Nativity Scene Set 2: Shepherds with Sheep (Wendt und Kuehn)
Three shepherds and two sheep, for the Wendt und Kuehn Nativity.
The nativity scene belongs to the few groups of figurines that Grete Wendt designed before she founded Wendt & Kühn. At the time she was studying at the Royal Saxon Academy of Applied Art in Dresden. The young artist was extremely fortunate to join the first class for women that it had ever offered. Before this, women had been denied access to the academy. The final stage of her course was a practical semester, which Grete Wendt completed at the Deutsche Werkstätten in Hellerau, now a district of Dresden. The company was an aspiring, modern enterprise. A part of the arts and crafts reform movement, it was considered to be one of the most important manufacturers of furniture designed by well-known artists.
Laid out like an estate, the factory halls and their modern architecture must have made quite an impression on Grete Wendt when, in October 1910, she arrived to start her internship. Karl Schmidt, the founder of the Werkstätten, gave her her first commission - to design a nativity scene. Her design was manufactured externally by the company Th. Heymann in Grossolbersdorf, as at the time Grete Wendt did not yet own her own workshops. In 1911, shortly after she had designed the nativity set and the first samples had been made, the talented designer exhibited it at the Christmas exhibition of the King Albert Museum in Chemnitz (today the Kunstsammlungen Chemnitz). During the two-week exhibition her nativity scene attracted much attention from visitors. While the exhibition was still going on, Grete Wendt received a request from the Dürerbund in Dresden to include her nativity scene in the product range of the Dresden Dürerhaus. At the time the Dürerbund was the leading cultural reform organization in the German-speaking world. Even more prestigious for the young designer was the fact that the request came directly from Ferdinand Avenarius, founder of the Dürerbund. At the same time many specialist magazines and daily newspapers reported on the exhibition and they always mentioned the successful design by Grete Wendt from Grünhainichen.

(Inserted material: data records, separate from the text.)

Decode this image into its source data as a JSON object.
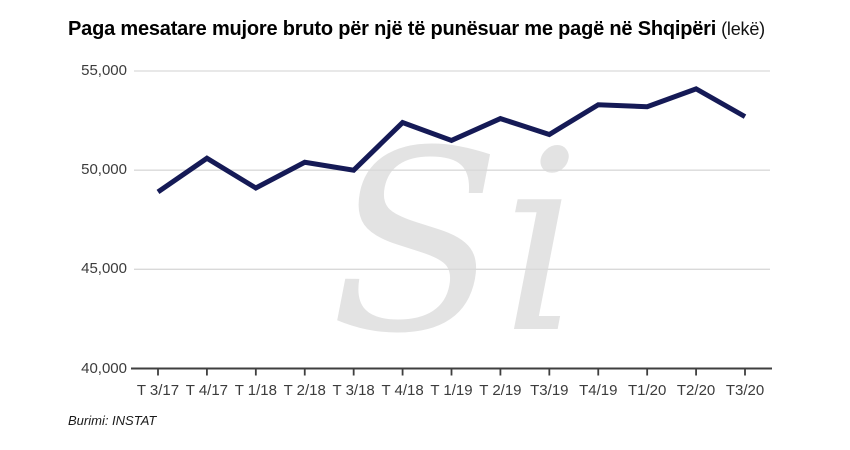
{
  "page": {
    "title_main": "Paga mesatare mujore bruto për një të punësuar me pagë në Shqipëri",
    "title_unit": "(lekë)",
    "source": "Burimi: INSTAT",
    "watermark": "Si"
  },
  "chart_data": {
    "type": "line",
    "title": "Paga mesatare mujore bruto për një të punësuar me pagë në Shqipëri (lekë)",
    "categories": [
      "T 3/17",
      "T 4/17",
      "T 1/18",
      "T 2/18",
      "T 3/18",
      "T 4/18",
      "T 1/19",
      "T 2/19",
      "T3/19",
      "T4/19",
      "T1/20",
      "T2/20",
      "T3/20"
    ],
    "values": [
      48900,
      50600,
      49100,
      50400,
      50000,
      52400,
      51500,
      52600,
      51800,
      53300,
      53200,
      54100,
      52700
    ],
    "series_name": "Paga mesatare mujore bruto (lekë)",
    "xlabel": "",
    "ylabel": "",
    "ylim": [
      40000,
      55000
    ],
    "yticks": [
      40000,
      45000,
      50000,
      55000
    ],
    "ytick_labels": [
      "40,000",
      "45,000",
      "50,000",
      "55,000"
    ],
    "grid": true,
    "legend_position": "none",
    "source": "Burimi: INSTAT",
    "watermark_text": "Si"
  },
  "colors": {
    "line": "#151a56",
    "grid": "#d9d9d9",
    "axis": "#3f3f3f",
    "tick_text": "#3c3c3c",
    "title": "#000000",
    "watermark": "#e3e3e3"
  }
}
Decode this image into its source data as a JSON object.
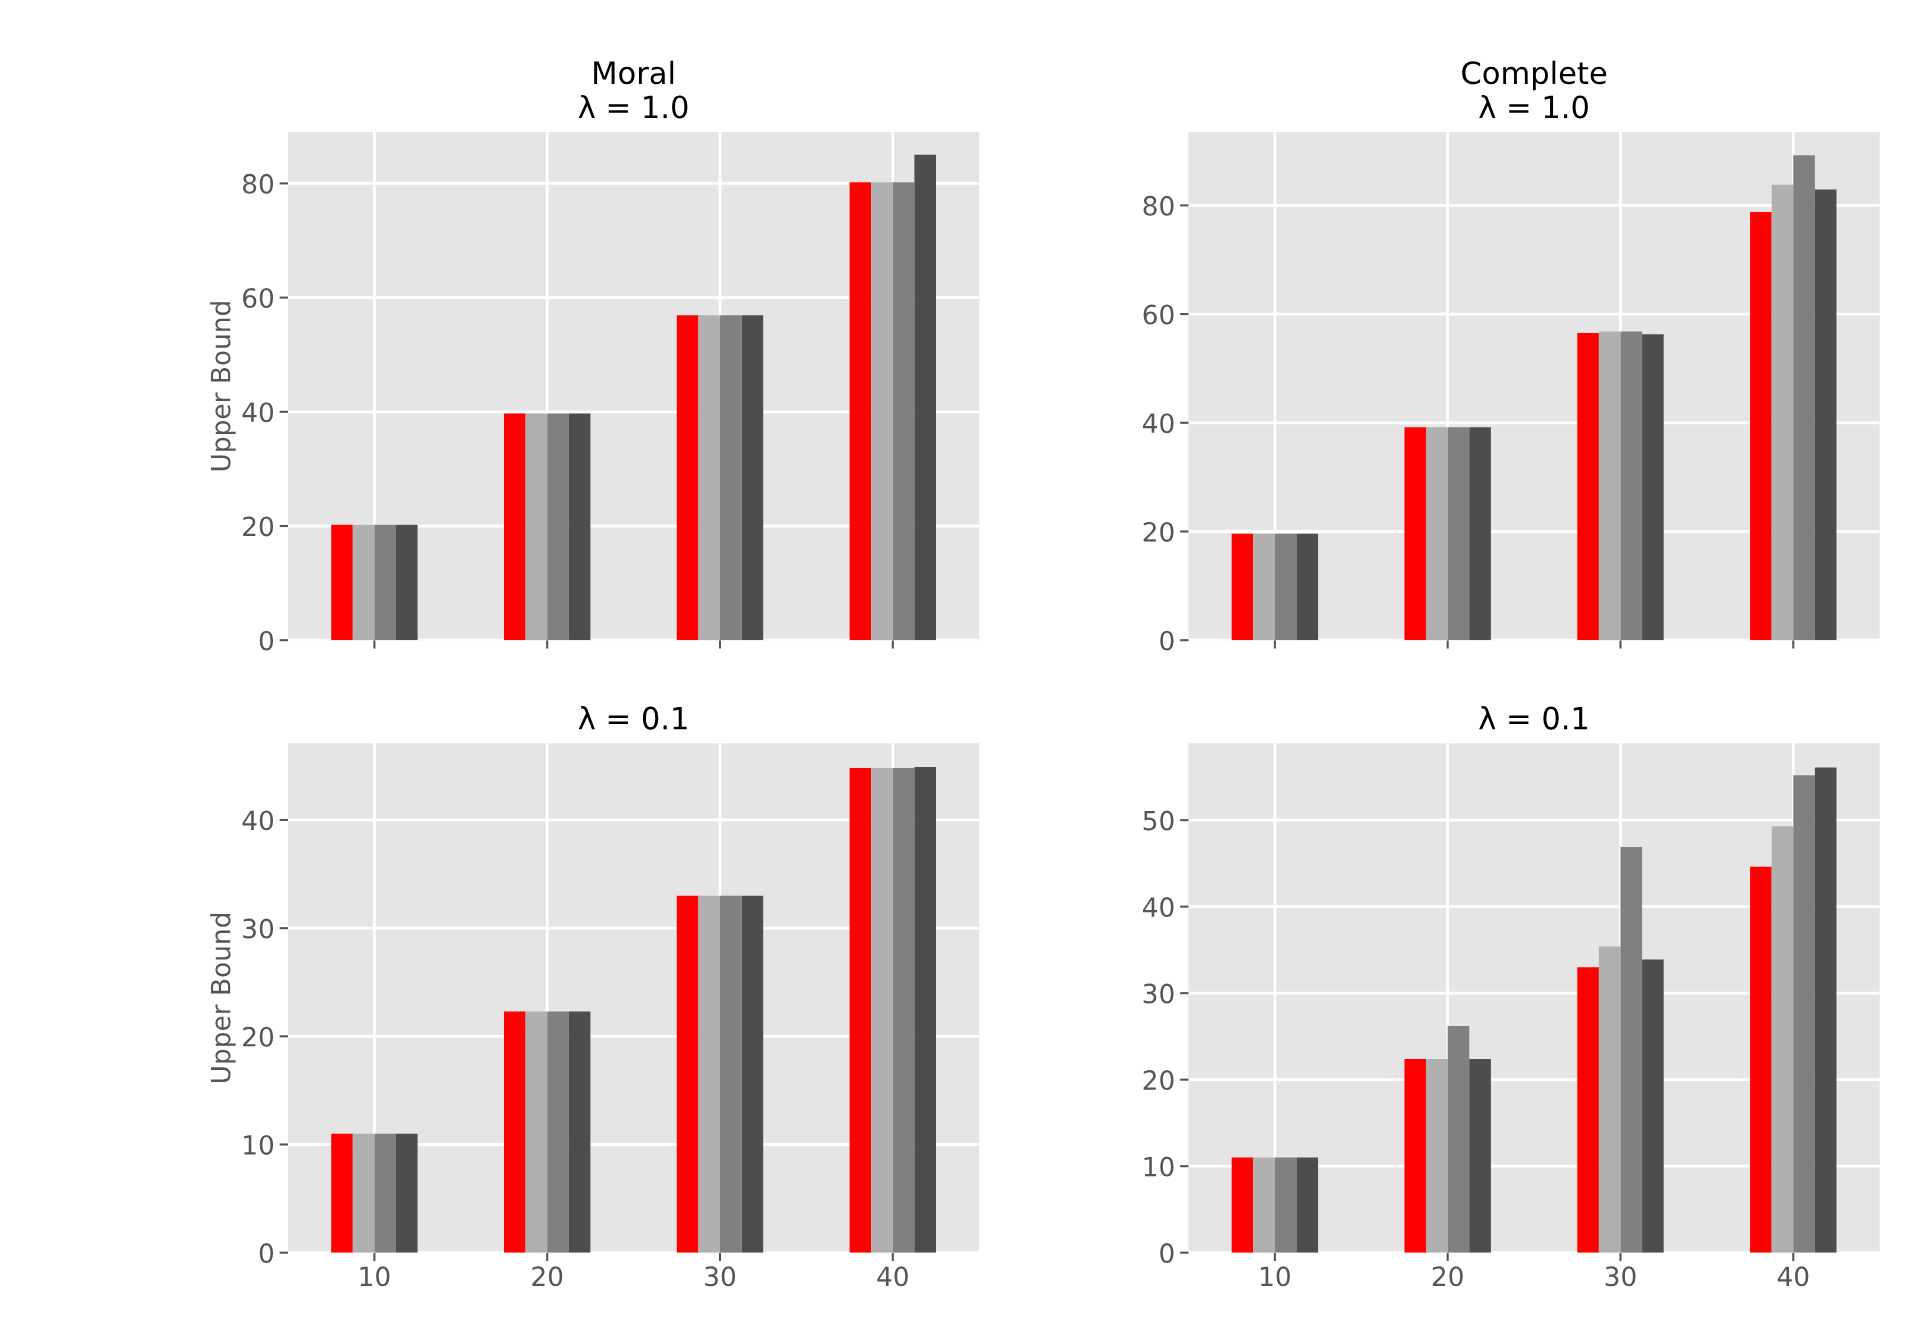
{
  "chart_data": [
    {
      "type": "bar",
      "title": "Moral\nλ = 1.0",
      "ylabel": "Upper Bound",
      "x": [
        10,
        20,
        30,
        40
      ],
      "xlim": [
        5,
        45
      ],
      "xticks": [
        10,
        20,
        30,
        40
      ],
      "ylim": [
        0,
        89
      ],
      "yticks": [
        0,
        20,
        40,
        60,
        80
      ],
      "grid": true,
      "tick_labels": "y",
      "series": [
        {
          "color": "#ff0000",
          "values": [
            20.2,
            39.7,
            56.9,
            80.2
          ]
        },
        {
          "color": "#b0b0b0",
          "values": [
            20.2,
            39.7,
            56.9,
            80.2
          ]
        },
        {
          "color": "#808080",
          "values": [
            20.2,
            39.7,
            56.9,
            80.2
          ]
        },
        {
          "color": "#4d4d4d",
          "values": [
            20.2,
            39.7,
            56.9,
            85.0
          ]
        }
      ]
    },
    {
      "type": "bar",
      "title": "Complete\nλ = 1.0",
      "x": [
        10,
        20,
        30,
        40
      ],
      "xlim": [
        5,
        45
      ],
      "xticks": [
        10,
        20,
        30,
        40
      ],
      "ylim": [
        0,
        93.5
      ],
      "yticks": [
        0,
        20,
        40,
        60,
        80
      ],
      "grid": true,
      "tick_labels": "y",
      "series": [
        {
          "color": "#ff0000",
          "values": [
            19.6,
            39.2,
            56.5,
            78.8
          ]
        },
        {
          "color": "#b0b0b0",
          "values": [
            19.6,
            39.2,
            56.8,
            83.8
          ]
        },
        {
          "color": "#808080",
          "values": [
            19.6,
            39.2,
            56.8,
            89.2
          ]
        },
        {
          "color": "#4d4d4d",
          "values": [
            19.6,
            39.2,
            56.3,
            82.9
          ]
        }
      ]
    },
    {
      "type": "bar",
      "title": "λ = 0.1",
      "ylabel": "Upper Bound",
      "x": [
        10,
        20,
        30,
        40
      ],
      "xlim": [
        5,
        45
      ],
      "xticks": [
        10,
        20,
        30,
        40
      ],
      "ylim": [
        0,
        47.1
      ],
      "yticks": [
        0,
        10,
        20,
        30,
        40
      ],
      "grid": true,
      "series": [
        {
          "color": "#ff0000",
          "values": [
            11.0,
            22.3,
            33.0,
            44.8
          ]
        },
        {
          "color": "#b0b0b0",
          "values": [
            11.0,
            22.3,
            33.0,
            44.8
          ]
        },
        {
          "color": "#808080",
          "values": [
            11.0,
            22.3,
            33.0,
            44.8
          ]
        },
        {
          "color": "#4d4d4d",
          "values": [
            11.0,
            22.3,
            33.0,
            44.9
          ]
        }
      ]
    },
    {
      "type": "bar",
      "title": "λ = 0.1",
      "x": [
        10,
        20,
        30,
        40
      ],
      "xlim": [
        5,
        45
      ],
      "xticks": [
        10,
        20,
        30,
        40
      ],
      "ylim": [
        0,
        58.9
      ],
      "yticks": [
        0,
        10,
        20,
        30,
        40,
        50
      ],
      "grid": true,
      "series": [
        {
          "color": "#ff0000",
          "values": [
            11.0,
            22.4,
            33.0,
            44.6
          ]
        },
        {
          "color": "#b0b0b0",
          "values": [
            11.0,
            22.4,
            35.4,
            49.3
          ]
        },
        {
          "color": "#808080",
          "values": [
            11.0,
            26.2,
            46.9,
            55.2
          ]
        },
        {
          "color": "#4d4d4d",
          "values": [
            11.0,
            22.4,
            33.9,
            56.1
          ]
        }
      ]
    }
  ]
}
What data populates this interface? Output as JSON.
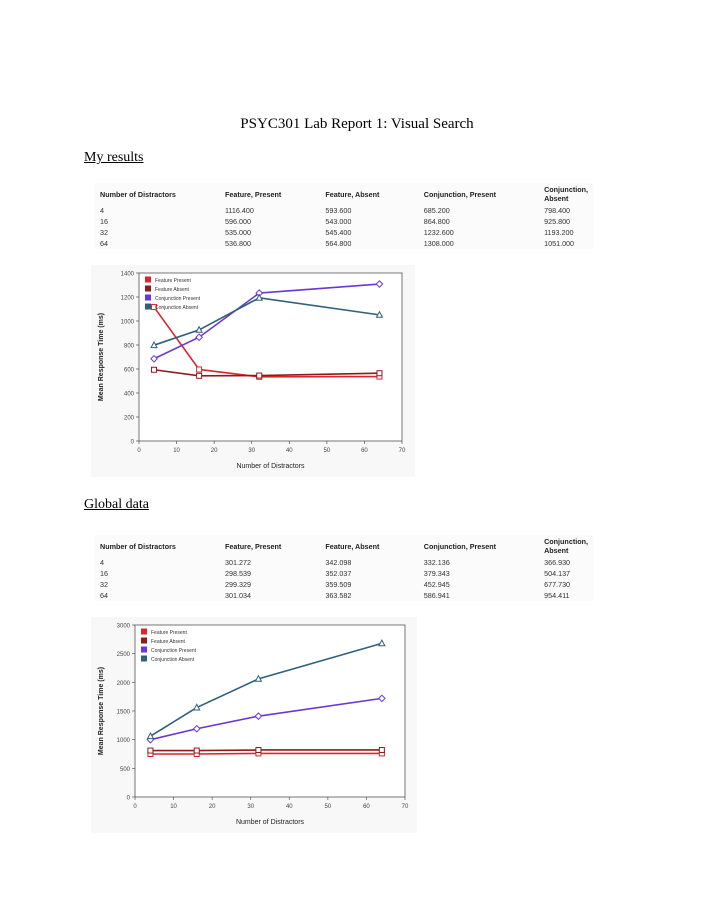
{
  "document": {
    "title": "PSYC301 Lab Report 1: Visual Search",
    "sections": [
      {
        "heading": "My results",
        "table": {
          "headers": [
            "Number of Distractors",
            "Feature, Present",
            "Feature, Absent",
            "Conjunction, Present",
            "Conjunction, Absent"
          ],
          "rows": [
            [
              "4",
              "1116.400",
              "593.600",
              "685.200",
              "798.400"
            ],
            [
              "16",
              "596.000",
              "543.000",
              "864.800",
              "925.800"
            ],
            [
              "32",
              "535.000",
              "545.400",
              "1232.600",
              "1193.200"
            ],
            [
              "64",
              "536.800",
              "564.800",
              "1308.000",
              "1051.000"
            ]
          ]
        }
      },
      {
        "heading": "Global data",
        "table": {
          "headers": [
            "Number of Distractors",
            "Feature, Present",
            "Feature, Absent",
            "Conjunction, Present",
            "Conjunction, Absent"
          ],
          "rows": [
            [
              "4",
              "301.272",
              "342.098",
              "332.136",
              "366.930"
            ],
            [
              "16",
              "298.539",
              "352.037",
              "379.343",
              "504.137"
            ],
            [
              "32",
              "299.329",
              "359.509",
              "452.945",
              "677.730"
            ],
            [
              "64",
              "301.034",
              "363.582",
              "586.941",
              "954.411"
            ]
          ]
        }
      }
    ]
  },
  "chart_data": [
    {
      "type": "line",
      "xlabel": "Number of Distractors",
      "ylabel": "Mean Response Time (ms)",
      "xlim": [
        0,
        70
      ],
      "ylim": [
        0,
        1400
      ],
      "xticks": [
        0,
        10,
        20,
        30,
        40,
        50,
        60,
        70
      ],
      "yticks": [
        0,
        200,
        400,
        600,
        800,
        1000,
        1200,
        1400
      ],
      "legend_position": "top-left",
      "x": [
        4,
        16,
        32,
        64
      ],
      "series": [
        {
          "name": "Feature Present",
          "color": "#d9262e",
          "marker": "square",
          "values": [
            1116.4,
            596.0,
            535.0,
            536.8
          ]
        },
        {
          "name": "Feature Absent",
          "color": "#8e1b1b",
          "marker": "square",
          "values": [
            593.6,
            543.0,
            545.4,
            564.8
          ]
        },
        {
          "name": "Conjunction Present",
          "color": "#6a36d6",
          "marker": "diamond",
          "values": [
            685.2,
            864.8,
            1232.6,
            1308.0
          ]
        },
        {
          "name": "Conjunction Absent",
          "color": "#2e5f7d",
          "marker": "triangle",
          "values": [
            798.4,
            925.8,
            1193.2,
            1051.0
          ]
        }
      ]
    },
    {
      "type": "line",
      "xlabel": "Number of Distractors",
      "ylabel": "Mean Response Time (ms)",
      "xlim": [
        0,
        70
      ],
      "ylim": [
        0,
        3000
      ],
      "xticks": [
        0,
        10,
        20,
        30,
        40,
        50,
        60,
        70
      ],
      "yticks": [
        0,
        500,
        1000,
        1500,
        2000,
        2500,
        3000
      ],
      "legend_position": "top-left",
      "x": [
        4,
        16,
        32,
        64
      ],
      "series": [
        {
          "name": "Feature Present",
          "color": "#d9262e",
          "marker": "square",
          "values": [
            750,
            750,
            760,
            760
          ]
        },
        {
          "name": "Feature Absent",
          "color": "#8e1b1b",
          "marker": "square",
          "values": [
            810,
            810,
            820,
            820
          ]
        },
        {
          "name": "Conjunction Present",
          "color": "#6a36d6",
          "marker": "diamond",
          "values": [
            1000,
            1190,
            1410,
            1720
          ]
        },
        {
          "name": "Conjunction Absent",
          "color": "#2e5f7d",
          "marker": "triangle",
          "values": [
            1060,
            1560,
            2060,
            2680
          ]
        }
      ]
    }
  ]
}
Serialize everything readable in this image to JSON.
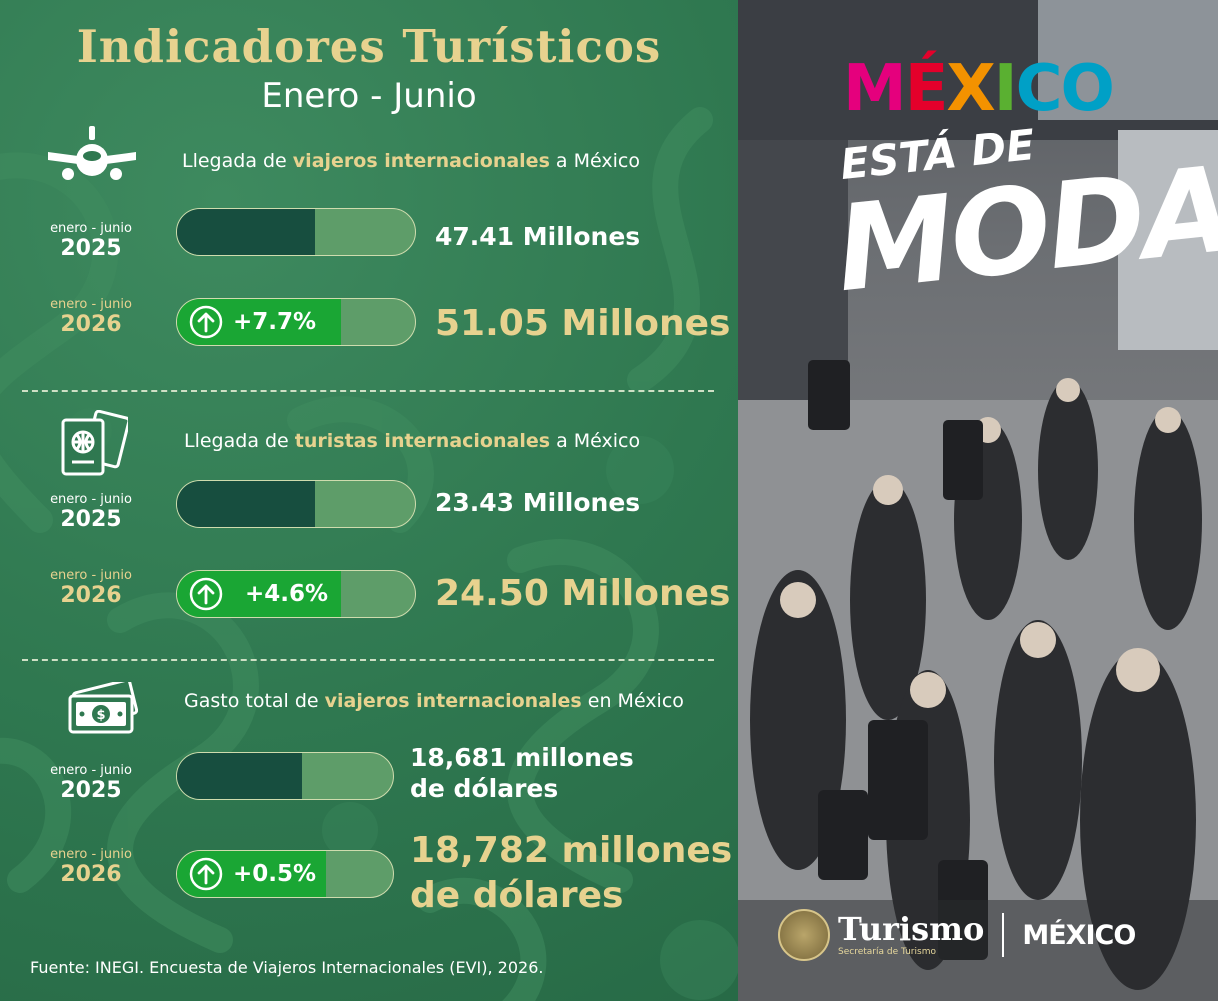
{
  "header": {
    "title": "Indicadores Turísticos",
    "subtitle": "Enero - Junio"
  },
  "chart_data": [
    {
      "type": "bar",
      "title_parts": [
        "Llegada de ",
        "viajeros internacionales",
        " a México"
      ],
      "categories": [
        "2025",
        "2026"
      ],
      "period_label": "enero - junio",
      "values": [
        47.41,
        51.05
      ],
      "unit": "Millones",
      "change": "+7.7%",
      "value_labels": [
        "47.41 Millones",
        "51.05 Millones"
      ]
    },
    {
      "type": "bar",
      "title_parts": [
        "Llegada de ",
        "turistas internacionales",
        " a México"
      ],
      "categories": [
        "2025",
        "2026"
      ],
      "period_label": "enero - junio",
      "values": [
        23.43,
        24.5
      ],
      "unit": "Millones",
      "change": "+4.6%",
      "value_labels": [
        "23.43 Millones",
        "24.50 Millones"
      ]
    },
    {
      "type": "bar",
      "title_parts": [
        "Gasto total de ",
        "viajeros internacionales",
        " en México"
      ],
      "categories": [
        "2025",
        "2026"
      ],
      "period_label": "enero - junio",
      "values": [
        18681,
        18782
      ],
      "unit": "millones de dólares",
      "change": "+0.5%",
      "value_labels": [
        [
          "18,681 millones",
          "de dólares"
        ],
        [
          "18,782 millones",
          "de dólares"
        ]
      ]
    }
  ],
  "source": "Fuente: INEGI. Encuesta de Viajeros Internacionales (EVI), 2026.",
  "branding": {
    "logo_letters": [
      "M",
      "É",
      "X",
      "I",
      "C",
      "O"
    ],
    "logo_colors": [
      "#e5007d",
      "#e4002b",
      "#f39200",
      "#5ab031",
      "#00a0c6",
      "#00a0c6"
    ],
    "tagline_top": "ESTÁ DE",
    "tagline_main": "MODA",
    "turismo": "Turismo",
    "turismo_sub": "Secretaría de Turismo",
    "mexico_small": "MÉXICO"
  },
  "icons": {
    "section1": "airplane-icon",
    "section2": "passport-icon",
    "section3": "money-icon",
    "trend": "arrow-up-circle-icon"
  },
  "colors": {
    "gold": "#e7d28f",
    "dark_bar": "#174e3f",
    "green_badge": "#1aa634",
    "panel": "#2f7850"
  }
}
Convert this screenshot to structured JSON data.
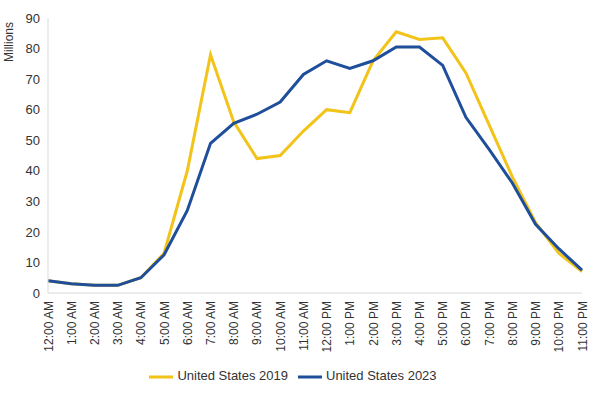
{
  "chart_data": {
    "type": "line",
    "y_label": "Millions",
    "categories": [
      "12:00 AM",
      "1:00 AM",
      "2:00 AM",
      "3:00 AM",
      "4:00 AM",
      "5:00 AM",
      "6:00 AM",
      "7:00 AM",
      "8:00 AM",
      "9:00 AM",
      "10:00 AM",
      "11:00 AM",
      "12:00 PM",
      "1:00 PM",
      "2:00 PM",
      "3:00 PM",
      "4:00 PM",
      "5:00 PM",
      "6:00 PM",
      "7:00 PM",
      "8:00 PM",
      "9:00 PM",
      "10:00 PM",
      "11:00 PM"
    ],
    "series": [
      {
        "name": "United States 2019",
        "color": "#f2c318",
        "values": [
          4,
          3,
          2.5,
          2.5,
          5,
          13,
          40,
          78,
          56,
          44,
          45,
          53,
          60,
          59,
          76,
          85.5,
          83,
          83.5,
          72,
          55,
          38,
          23,
          13,
          7
        ]
      },
      {
        "name": "United States 2023",
        "color": "#1f4e9a",
        "values": [
          4,
          3,
          2.5,
          2.5,
          5,
          12.5,
          27,
          49,
          55.5,
          58.5,
          62.5,
          71.5,
          76,
          73.5,
          76,
          80.5,
          80.5,
          74.5,
          57.5,
          47,
          36,
          22.5,
          14.5,
          7.5
        ]
      }
    ],
    "ylim": [
      0,
      90
    ],
    "yticks": [
      0,
      10,
      20,
      30,
      40,
      50,
      60,
      70,
      80,
      90
    ],
    "grid": false,
    "legend": "bottom"
  }
}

News of Grete Wendt’s talent spread and further commissions followed. The high-level of demand for her first designs, which in addition to the nativity scene include the Angel holding Candles, the Miner and the Berry Pickers was certainly one of the reasons that motivated Grete Wendt and Grete Kühn to found their own manufactory. This meant they were independent of other manufacturers and could organize their sales and distribution better. The nativity scene remained in the collection from 1915, when Wendt & Kühn was founded, until 1949 when it was moved to the Grand Sample Cabinet where it was to spend the following decades. After 72 years, it has now returned to the collection.
Grete Wendt’s design of 1910/11 was way ahead of its time. Its straight lines and minimalist style are akin to the language of form we would first expect from the artists of the Bauhaus in 1919. To this day the group of figurines is characterized by its modern design and impresses us with its clean lines. The color palette completes the composition of the figurines and has been designed to reflect their social standing. Mary, Joseph and the shepherds are shown in simple, modest colors, while the robes of the three wise men make an impression with their rich colors and patterns. The Christ child lies snugly in a crib, wrapped in cloth. The stable, sheep and palm trees complete the scene, surrounded by a multitude of angels. From 2023, the second figurines of this nativity scene will once again be available: Three shepherds and two sheep, to join Mary, Joseph, the child in the crib and a nativity angel. Further figurines will be added over the next few years until the scene is complete.